L'un des éléments centraux de cette législation est qu’elle interdit expressément aux salariés de l'entreprise ou aux syndicats ayant participé aux négociations collectives qui la concernent de siéger au conseil de surveillance. Le raisonnement qui sous-tend cette disposition est à mettre en relation avec l’un des piliers du système néerlandais : les membres du conseil de surveillance doivent agir dans l’intérêt de l’entreprise dans son ensemble et non défendre des intérêts particuliers, que ce soient ceux des actionnaires, des banques ou des travailleurs. Cela signifie aussi, par exemple, que les membres du comité d'entreprise ne sont pas éligibles et que les membres du conseil de surveillance sont souvent éloignés des préoccupations quotidiennes du personnel. Il s'agit généralement d'universitaires dont les positions peuvent être proches de celles des syndicats, de personnes venant des ressources humaines ou du milieu associatif, ou encore d'anciens leaders syndicaux.
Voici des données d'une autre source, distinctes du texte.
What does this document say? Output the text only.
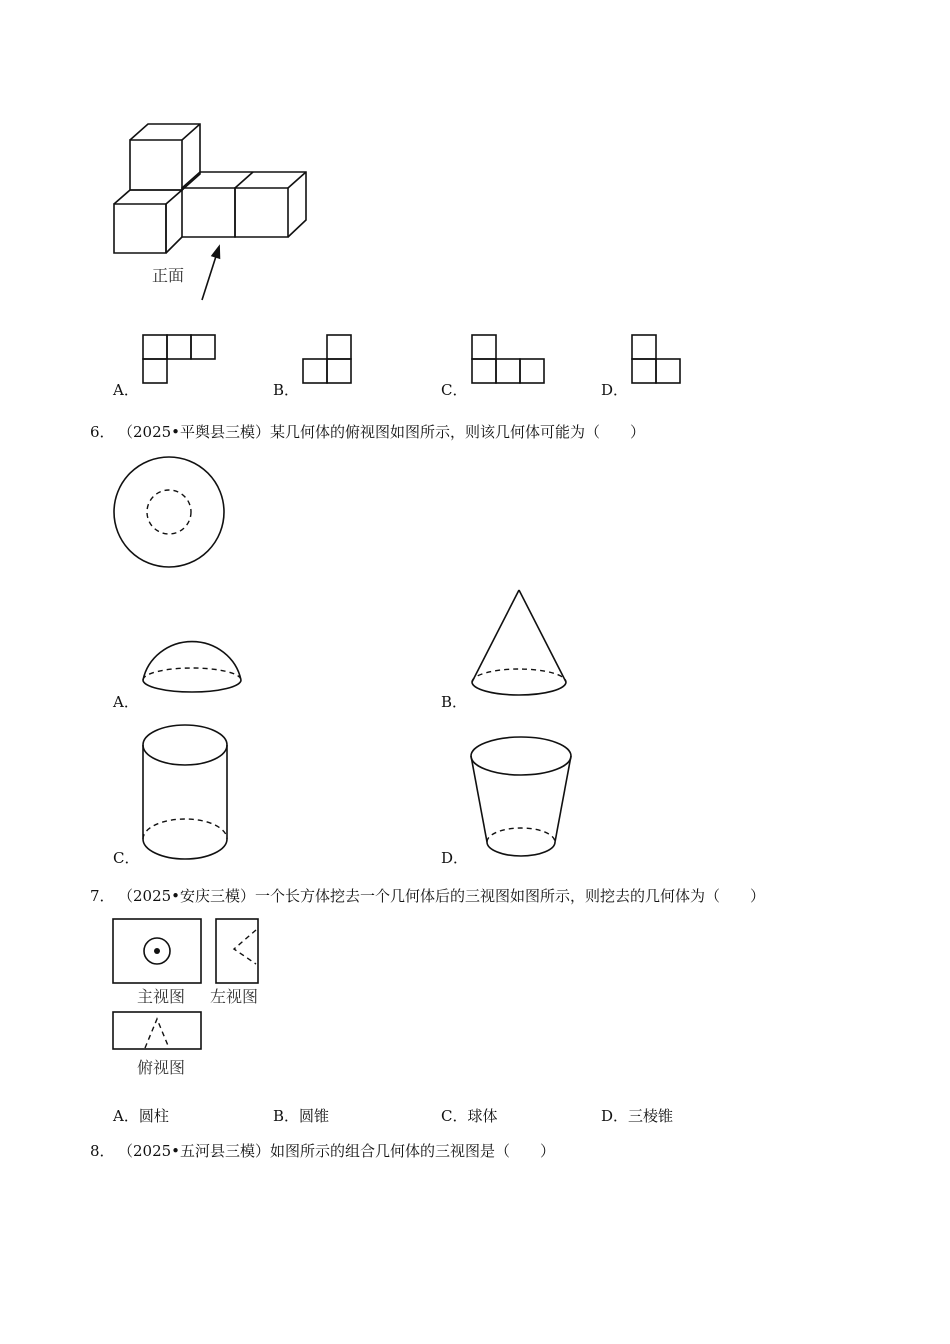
正面
A．	B．	C．	D．
6． （2025•平舆县三模）某几何体的俯视图如图所示，则该几何体可能为（　　）
A．	B．
C．	D．
7． （2025•安庆三模）一个长方体挖去一个几何体后的三视图如图所示，则挖去的几何体为（　　）
主视图 左视图
俯视图
A．圆柱	B．圆锥	C．球体	D．三棱锥
8． （2025•五河县三模）如图所示的组合几何体的三视图是（　　）
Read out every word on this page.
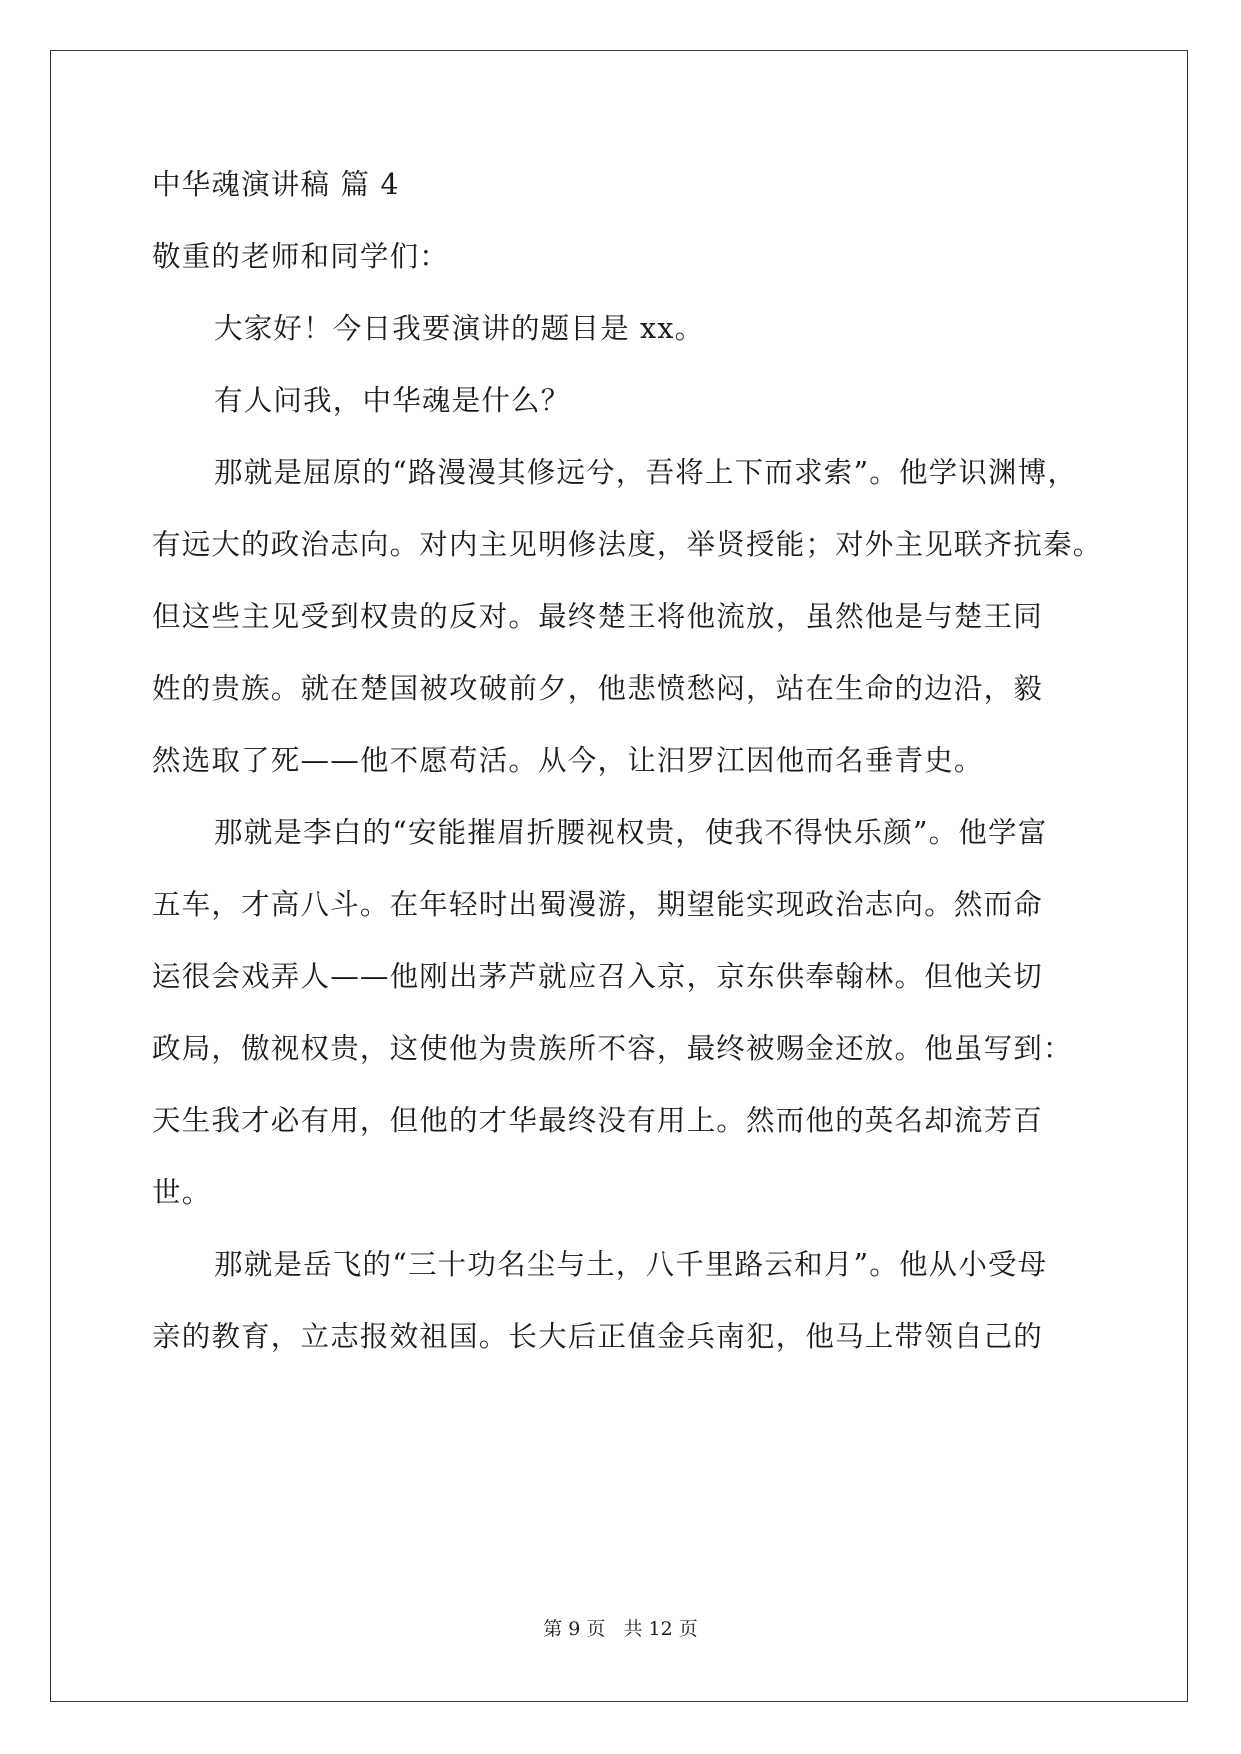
中华魂演讲稿 篇 4
敬重的老师和同学们：
大家好！今日我要演讲的题目是 xx。
有人问我，中华魂是什么？
那就是屈原的“路漫漫其修远兮，吾将上下而求索”。他学识渊博，
有远大的政治志向。对内主见明修法度，举贤授能；对外主见联齐抗秦。
但这些主见受到权贵的反对。最终楚王将他流放，虽然他是与楚王同
姓的贵族。就在楚国被攻破前夕，他悲愤愁闷，站在生命的边沿，毅
然选取了死——他不愿苟活。从今，让汨罗江因他而名垂青史。
那就是李白的“安能摧眉折腰视权贵，使我不得快乐颜”。他学富
五车，才高八斗。在年轻时出蜀漫游，期望能实现政治志向。然而命
运很会戏弄人——他刚出茅芦就应召入京，京东供奉翰林。但他关切
政局，傲视权贵，这使他为贵族所不容，最终被赐金还放。他虽写到：
天生我才必有用，但他的才华最终没有用上。然而他的英名却流芳百
世。
那就是岳飞的“三十功名尘与土，八千里路云和月”。他从小受母
亲的教育，立志报效祖国。长大后正值金兵南犯，他马上带领自己的
第 9 页   共 12 页
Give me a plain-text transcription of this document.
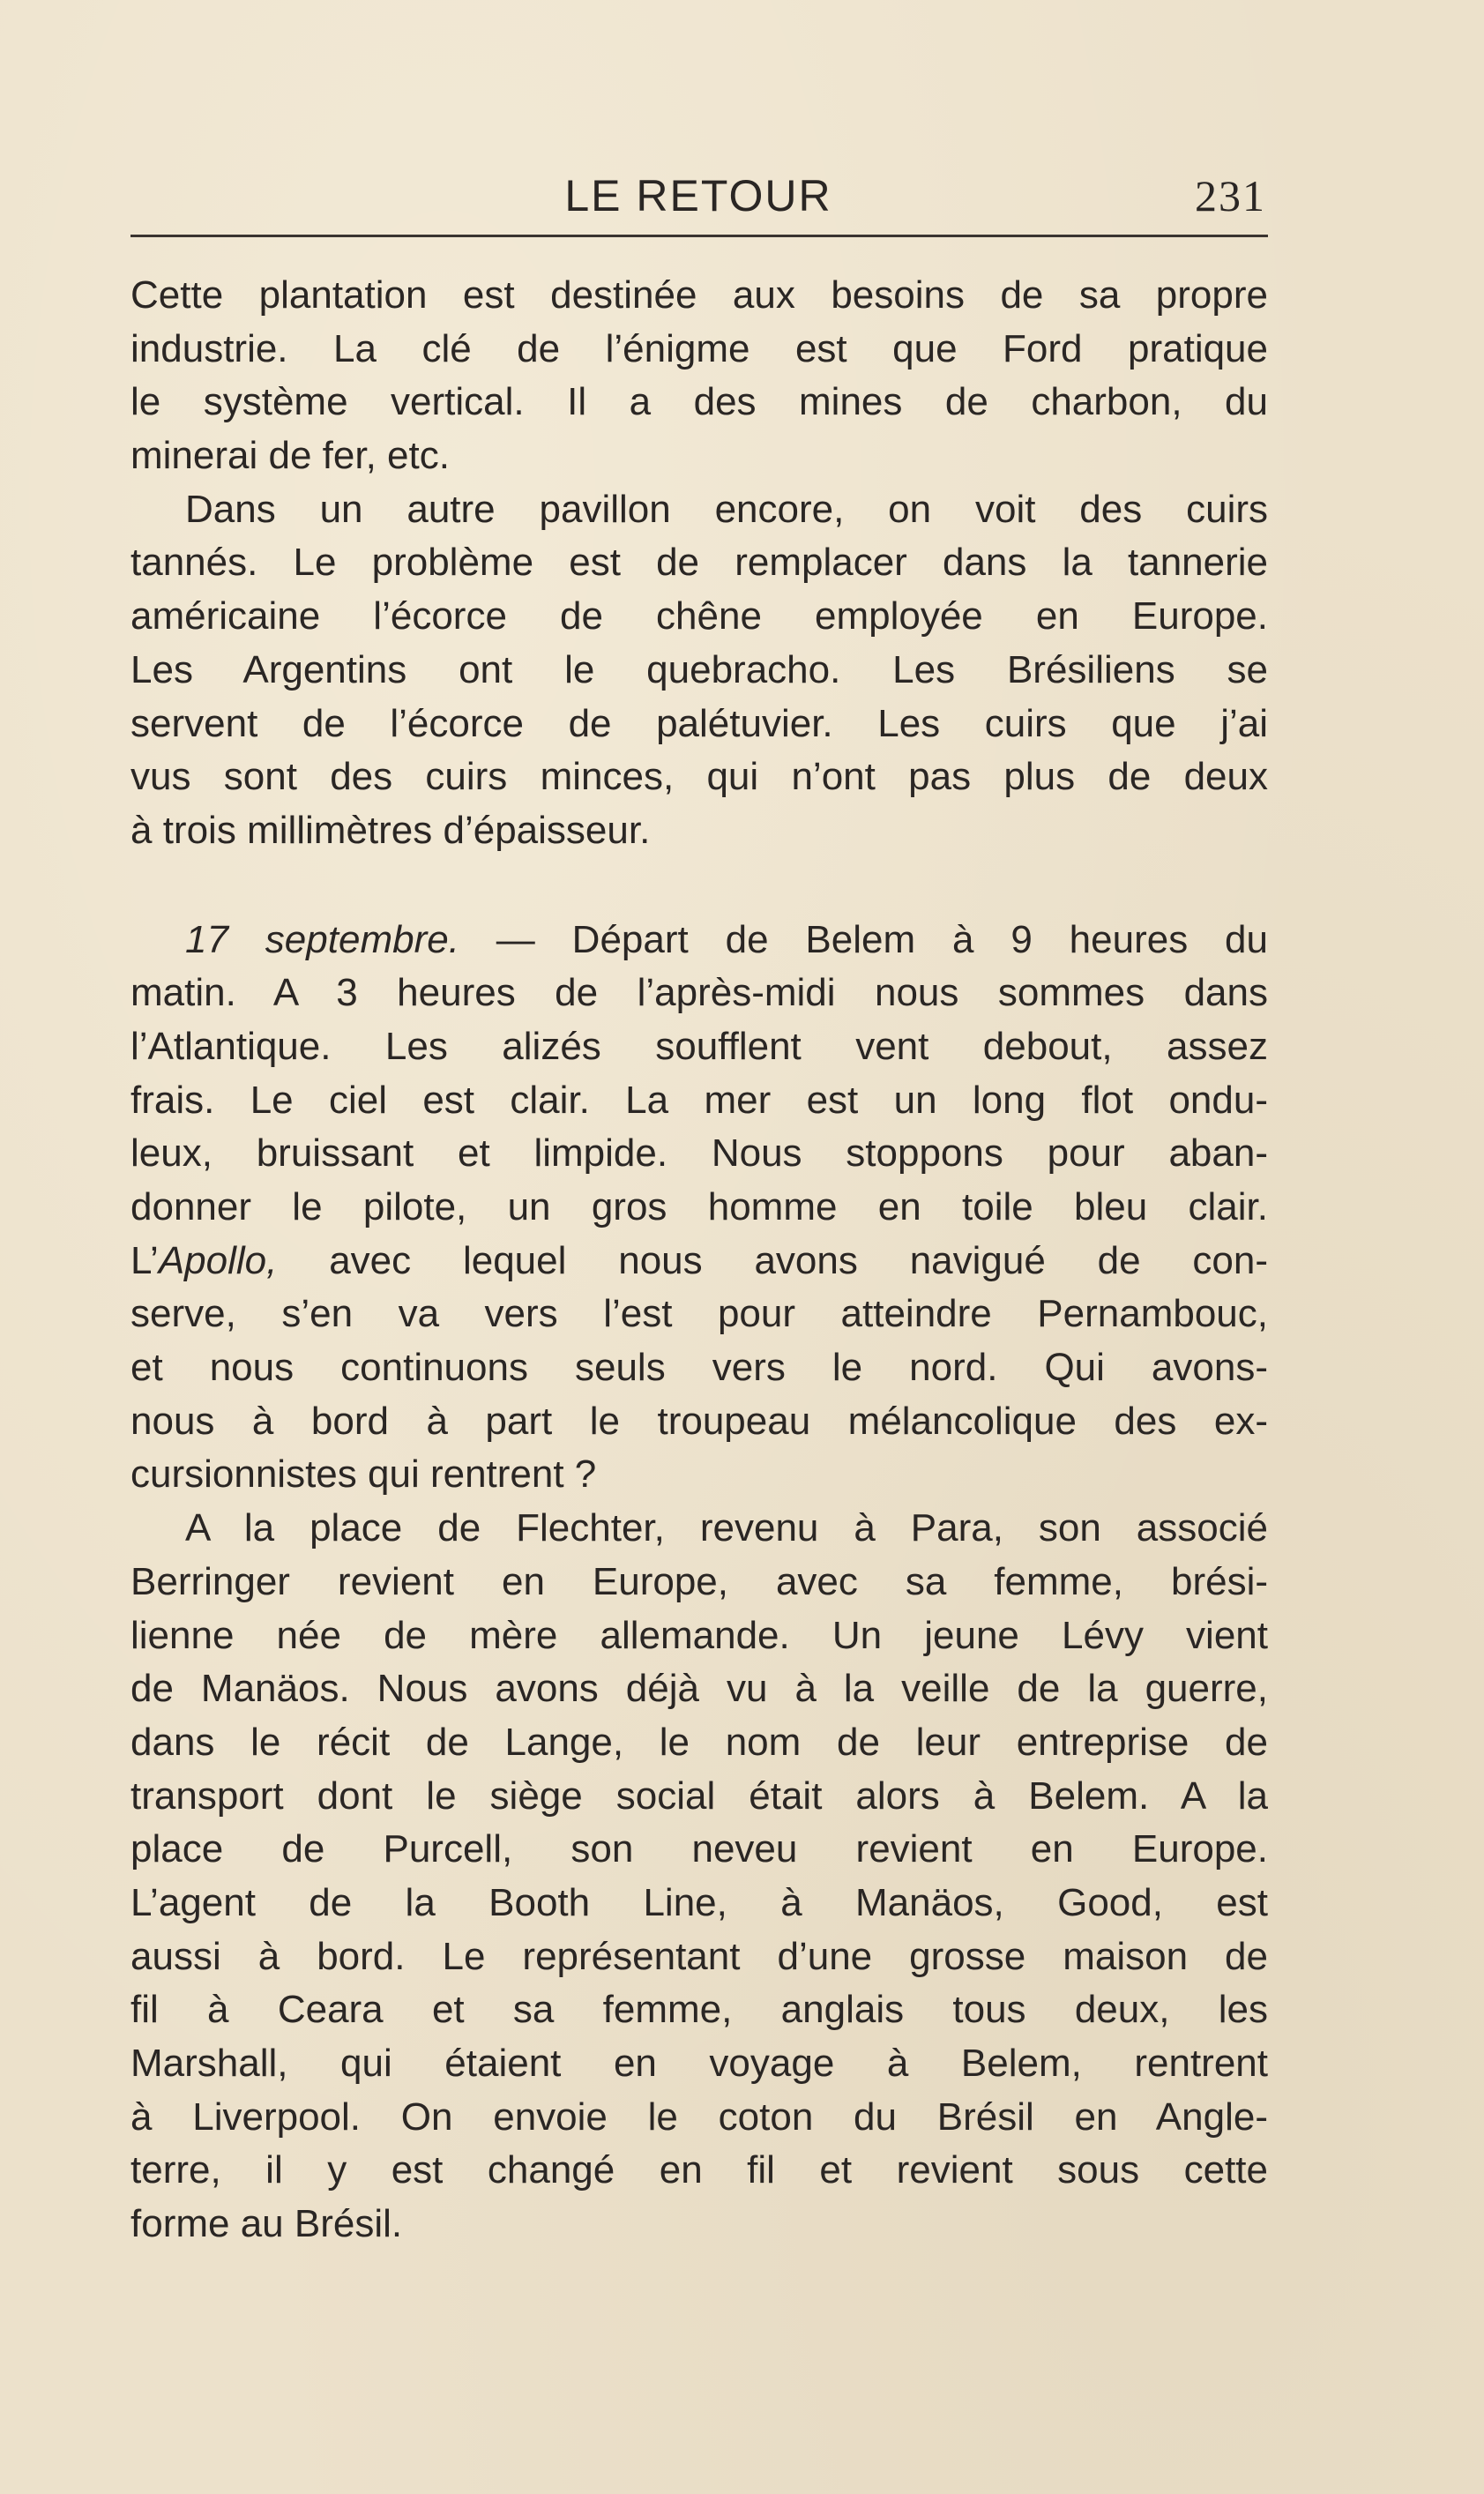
LE RETOUR	231
Cette plantation est destinée aux besoins de sa propre
industrie. La clé de l’énigme est que Ford pratique
le système vertical. Il a des mines de charbon, du
minerai de fer, etc.
Dans un autre pavillon encore, on voit des cuirs
tannés. Le problème est de remplacer dans la tannerie
américaine l’écorce de chêne employée en Europe.
Les Argentins ont le quebracho. Les Brésiliens se
servent de l’écorce de palétuvier. Les cuirs que j’ai
vus sont des cuirs minces, qui n’ont pas plus de deux
à trois millimètres d’épaisseur.
17 septembre. — Départ de Belem à 9 heures du
matin. A 3 heures de l’après-midi nous sommes dans
l’Atlantique. Les alizés soufflent vent debout, assez
frais. Le ciel est clair. La mer est un long flot ondu-
leux, bruissant et limpide. Nous stoppons pour aban-
donner le pilote, un gros homme en toile bleu clair.
L’Apollo, avec lequel nous avons navigué de con-
serve, s’en va vers l’est pour atteindre Pernambouc,
et nous continuons seuls vers le nord. Qui avons-
nous à bord à part le troupeau mélancolique des ex-
cursionnistes qui rentrent ?
A la place de Flechter, revenu à Para, son associé
Berringer revient en Europe, avec sa femme, brési-
lienne née de mère allemande. Un jeune Lévy vient
de Manäos. Nous avons déjà vu à la veille de la guerre,
dans le récit de Lange, le nom de leur entreprise de
transport dont le siège social était alors à Belem. A la
place de Purcell, son neveu revient en Europe.
L’agent de la Booth Line, à Manäos, Good, est
aussi à bord. Le représentant d’une grosse maison de
fil à Ceara et sa femme, anglais tous deux, les
Marshall, qui étaient en voyage à Belem, rentrent
à Liverpool. On envoie le coton du Brésil en Angle-
terre, il y est changé en fil et revient sous cette
forme au Brésil.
Dans la pratique, il semblerait que tous les comités d'entreprise n’aient pas exercé le droit de nommer des membres du conseil de surveillance qui leur était accordé dans l'ancien système. Une étude menée par un universitaire indépendant, portant sur la période précédant la promulgation de la nouvelle loi, a montré que seulement 51 % des comités d'entreprise avaient fait usage de ce droit. 28 % l’avaient exercé une fois, 12 % deux fois et 11 % plus de trois fois.1 En l'occurrence, le seul facteur de distinction significatif était la taille de l'entreprise dans laquelle opéraient les comités d'entreprise. L'existence d'un accord entre la direction, le comité d'entreprise et le conseil de surveillance sur les aspects pratiques de la présentation des candidatures et la composition du conseil de surveillance était également déterminante.
Depuis juillet 2010, les comités d’entreprise ont le droit de faire entendre leur position sur certaines questions à l’assemblée générale des actionnaires des entreprises publiques. Ils peuvent commenter les résolutions validant le conseil d'administration, y compris les nominations et les révocations, les changements majeurs touchant à l’identité de l’entreprise et la politique de rémunération. Les actionnaires ne sont pas dans l’obligation de tenir compte du point de vue des comités d’entreprise.